Estate of Van Riper v. Director, Division of Taxation, 241 N.J. 115 (2020). The taxpayers in this case lost their argument, on summary judgment, before the Tax Court and then the Appellate Division. The Supreme Court granted review, as discussed here, and today the Court unanimously affirmed the decisions below. Justice Solomon wrote the Court’s opinion.
The issue was whether a transfer inheritance tax assessment of the decedents’ residence at full value was proper under the circumstances of the case. The property had been held by the decedents, husband and wife, in tenancy by the entirety. As Justice Solomon observed, the case was unusual in that married couples generally deed property into two trusts, which are taxed in phases on the death of each spouse. Here, however, the decedents transferred their marital home to a single irrevocable trust.

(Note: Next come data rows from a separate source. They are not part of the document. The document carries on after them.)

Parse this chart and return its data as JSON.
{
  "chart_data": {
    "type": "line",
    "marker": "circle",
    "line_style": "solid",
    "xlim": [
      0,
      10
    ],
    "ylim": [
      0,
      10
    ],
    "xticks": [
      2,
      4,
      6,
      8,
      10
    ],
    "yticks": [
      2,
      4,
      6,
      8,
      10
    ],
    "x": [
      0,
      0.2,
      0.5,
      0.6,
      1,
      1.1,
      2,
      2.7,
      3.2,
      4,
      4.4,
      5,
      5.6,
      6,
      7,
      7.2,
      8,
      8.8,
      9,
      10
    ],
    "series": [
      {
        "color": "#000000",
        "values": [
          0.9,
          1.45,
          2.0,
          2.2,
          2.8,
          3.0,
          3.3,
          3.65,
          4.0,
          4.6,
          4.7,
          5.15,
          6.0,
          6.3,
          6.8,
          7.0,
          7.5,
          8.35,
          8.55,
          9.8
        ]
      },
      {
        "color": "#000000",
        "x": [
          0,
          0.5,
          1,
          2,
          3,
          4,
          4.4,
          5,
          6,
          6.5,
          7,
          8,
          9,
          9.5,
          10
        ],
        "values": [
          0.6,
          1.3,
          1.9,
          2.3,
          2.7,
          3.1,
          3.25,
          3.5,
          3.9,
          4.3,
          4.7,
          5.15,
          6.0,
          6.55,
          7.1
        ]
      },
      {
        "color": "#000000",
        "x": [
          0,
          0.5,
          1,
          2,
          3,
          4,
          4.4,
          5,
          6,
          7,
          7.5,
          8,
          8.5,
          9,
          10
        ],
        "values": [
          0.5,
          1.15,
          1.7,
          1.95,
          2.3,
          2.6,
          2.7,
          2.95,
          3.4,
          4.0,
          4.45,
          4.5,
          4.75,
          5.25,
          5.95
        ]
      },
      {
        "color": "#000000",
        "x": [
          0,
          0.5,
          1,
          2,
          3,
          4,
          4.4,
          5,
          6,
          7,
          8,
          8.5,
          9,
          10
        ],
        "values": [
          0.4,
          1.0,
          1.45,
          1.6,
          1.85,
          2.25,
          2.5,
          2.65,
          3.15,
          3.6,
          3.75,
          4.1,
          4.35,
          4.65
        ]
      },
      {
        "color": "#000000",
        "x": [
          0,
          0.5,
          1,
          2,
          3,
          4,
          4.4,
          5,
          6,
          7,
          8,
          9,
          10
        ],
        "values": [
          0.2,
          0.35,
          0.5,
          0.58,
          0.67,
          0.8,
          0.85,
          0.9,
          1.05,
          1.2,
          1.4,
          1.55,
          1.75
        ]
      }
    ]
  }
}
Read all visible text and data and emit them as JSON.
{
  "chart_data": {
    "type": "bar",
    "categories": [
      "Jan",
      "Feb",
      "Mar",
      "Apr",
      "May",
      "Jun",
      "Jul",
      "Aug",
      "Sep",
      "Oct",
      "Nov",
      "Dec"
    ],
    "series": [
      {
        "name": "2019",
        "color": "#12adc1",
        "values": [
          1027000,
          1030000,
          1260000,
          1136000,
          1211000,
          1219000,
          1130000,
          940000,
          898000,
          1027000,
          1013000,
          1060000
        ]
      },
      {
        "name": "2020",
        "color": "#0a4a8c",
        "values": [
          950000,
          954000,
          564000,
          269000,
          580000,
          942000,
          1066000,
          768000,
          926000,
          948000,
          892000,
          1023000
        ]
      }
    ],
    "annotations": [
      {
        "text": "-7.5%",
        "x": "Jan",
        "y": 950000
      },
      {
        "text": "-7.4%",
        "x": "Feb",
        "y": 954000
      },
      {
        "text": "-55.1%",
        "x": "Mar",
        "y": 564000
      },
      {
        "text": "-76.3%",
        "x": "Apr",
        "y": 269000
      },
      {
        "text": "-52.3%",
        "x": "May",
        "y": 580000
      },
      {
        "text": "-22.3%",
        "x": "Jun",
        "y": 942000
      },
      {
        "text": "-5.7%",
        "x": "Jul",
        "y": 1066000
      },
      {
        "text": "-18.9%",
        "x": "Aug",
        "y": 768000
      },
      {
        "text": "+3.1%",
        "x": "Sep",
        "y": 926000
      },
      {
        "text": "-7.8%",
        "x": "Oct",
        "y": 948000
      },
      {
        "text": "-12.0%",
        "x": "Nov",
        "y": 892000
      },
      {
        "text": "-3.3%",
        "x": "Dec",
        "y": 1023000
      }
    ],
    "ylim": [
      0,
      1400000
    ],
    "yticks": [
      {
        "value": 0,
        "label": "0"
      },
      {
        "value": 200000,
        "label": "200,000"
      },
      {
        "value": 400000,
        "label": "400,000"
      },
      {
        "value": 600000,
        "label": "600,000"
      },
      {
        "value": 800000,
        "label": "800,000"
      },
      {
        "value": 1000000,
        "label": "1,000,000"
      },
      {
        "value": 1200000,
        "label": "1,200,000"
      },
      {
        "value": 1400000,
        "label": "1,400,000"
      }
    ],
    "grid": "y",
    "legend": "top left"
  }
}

The courts at all three levels concluded that it was proper to tax the full value of the home. The Supreme Court said that “[t]he different estate-planning mechanisms have different consequences reflecting the grantors’ differing goals and intentions. In short, there is no reason to treat the single trust created here the same as the more common grant creating two separate trusts”.
Justice Solomon found that result to be “clear under the plain language of the statute [N.J.S.A. 54:34-1(c) and 54:34-1.1] itself,” as well as under caselaw that he discussed in detail. He said that “any other holding would introduce an intolerable measure of speculation and uncertainty in an area of law in which clarity, simplicity, and ease of implementation are paramount.”
The Estate relied on three cases. One of them, Justice Solomon noted, “dealt with the equitable distribution of property held as joint tenants with a right of survivorship, not the very different application of the transfer inheritance tax statute to property held as tenants by the entirety.” The other two precedents were federal decisions under the federal tax code that the Court found inapplicable here.